Ben reluctantly pulled out his phone and swiped the screen a couple of times before he handed it to Kaliko. It was a picture of the captain of the local Tongan rugby league. "Oh, Tevaka," Kaliko nodded. "He's my hero too, he's bad ass for sure."

Handing the phone back to Ben, Kaliko asked, "So how is Tevaka being your hero, a weakness?"

Ben didn't reply; he simply got up and went to the kitchen to retrieve a broom to clean up the mess in the hallway. A different light turned on, but not for Ben, for Kaliko. "Oh brah, Tevaka is your weakness?"

"He spends time with me on the job," Ben offered. "We talk, we eat together. He understands me, and he likes me for me."

"Is it really Tevaka, or is it a spirit?" I had to make him understand.

"He's a flesh and blood human being," Ben replied while sweeping everything up in the dustpan.

"How could you know that for sure, Ben?" Kaliko got up and carefully walked toward the kitchen. Ben looked at his brother as if he were clueless. "Oh my god, alright, you know what? I don't wanna know, I'll take your word for it!"

"The only way to find out for sure is that you have to bring him over," Kaliko said, the most unexpected thing that Ben thought he would never hear from his brother. "For dinner, I guess, but you have to bring him over. That's the only way we can know for sure."

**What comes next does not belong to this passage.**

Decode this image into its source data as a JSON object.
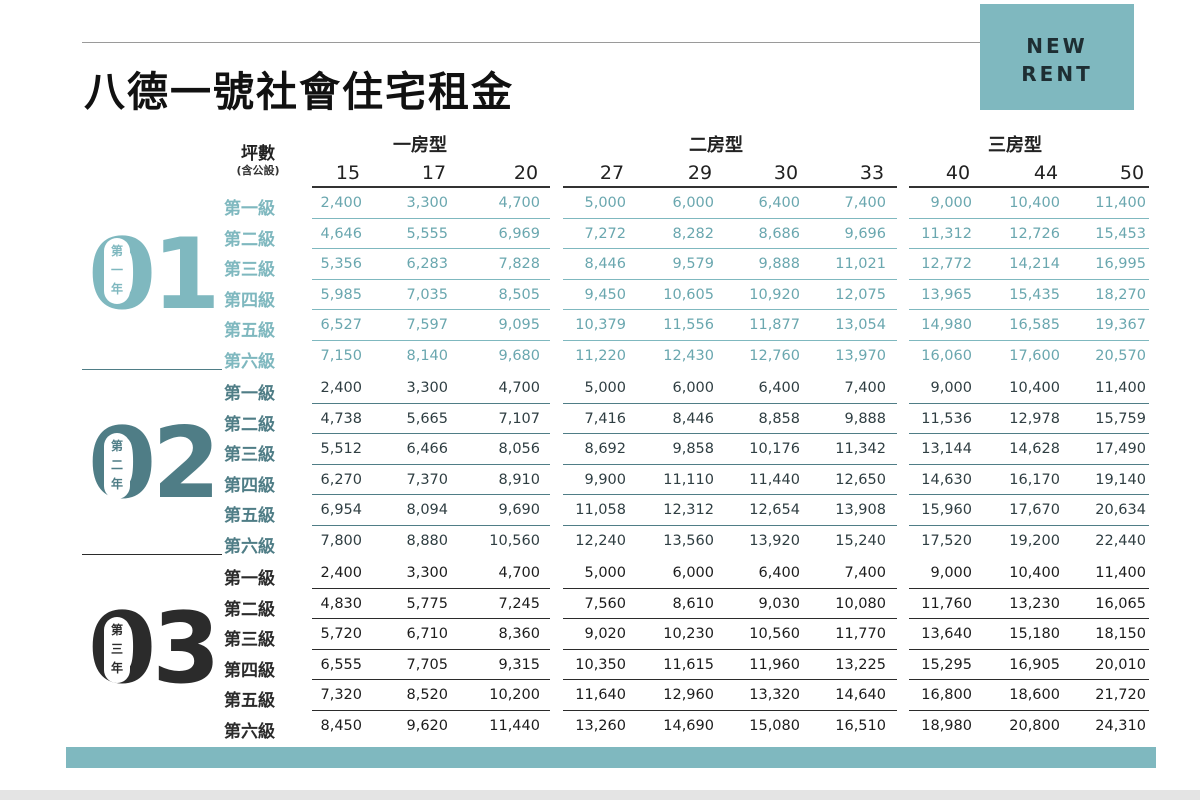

Ben bounded down the hallway, took his brother in his arms, and gave him the most gentle hug. "I love you, brother, thank you."


~


A week later, Kaliko and Ben Hakama were found dead in their Gulick Street home. There was no sign of foul play. There were no medical reasons, no poisoning. It just looked like they both fell asleep and never woke up. Some of the neighbors said they saw the famous local rugby player walk into Ben and Kaliko's home on that September evening in 2018, but they don't ever remember seeing a car pull up or seeing if Tevaka was dropped off. The Gulick house has sat empty for three years with a perpetual for sale sign out front. There haven't been any takers for a while, except for the occasional old woman peddling jars of homemade Kim Chee and See-Mui.